Later in the "Domesticity" chapter, Rachel wrote about Brother Lawrence, saying that for him, "God's presence permeated everything--from the pots and pans in the kitchen sink to the water and soap that washed them.  Every act of faithfulness in these small tasks communicated his love for God and desire to live in perpetual worship" (page 29).

Maybe I'm just not spiritually mature enough, but I don't experience this and I never have.  I need outside opportunities to breathe life into me and let me know that I do have other interests and abilities.  And maybe there are women who are perfectly happy and always feel alive taking care of their home and children.  But I don't.  And when the homemaking is broken up by being able to do these other activities that make me feel alive, I often end up feeling more energetic and less resentful about the homemaking stuff that I am obligated to do.  

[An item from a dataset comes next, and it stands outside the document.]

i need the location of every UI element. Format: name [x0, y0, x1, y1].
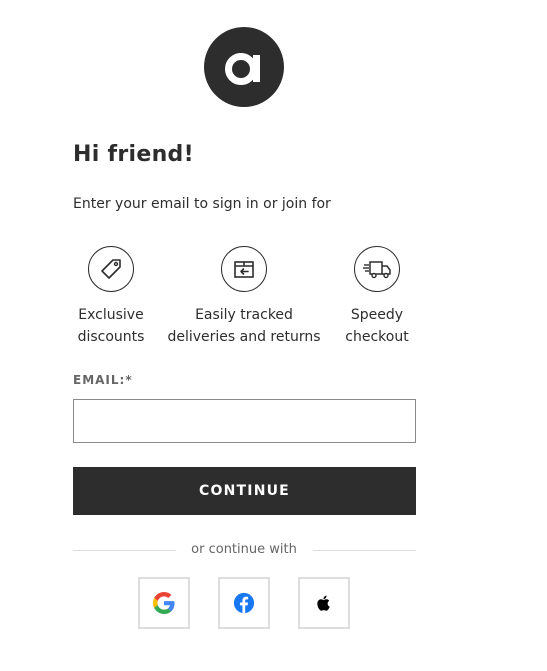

In Paul's letter to the Ephesians, he writes:  

"I therefore, the prisoner in the Lord, beg you to lead a life worthy of the calling to which you have been called" (Ephesians 4:1).

He doesn't explain that men and women are supposed to do this differently, with women only leading a life worthy of a calling in the home, but rather, that we all are to do this "with all humility and gentleness, with patience, bearing with one another in love,  making every effort to maintain the unity of the Spirit in the bond of peace" because, as he says, "There is one body and one Spirit, just as you were called to the one hope of your calling,  one Lord, one faith, one baptism,   one God and Father of all, who is above all and through all and in all" (Ephesians 4:2-7).  

We are all called in different ways, we all have different ways of coming alive.  Perhaps, then we can all offer each other a little bit of grace and understanding when someone else comes alive in a different way.

And I encourage you all to find those ways that make you come alive.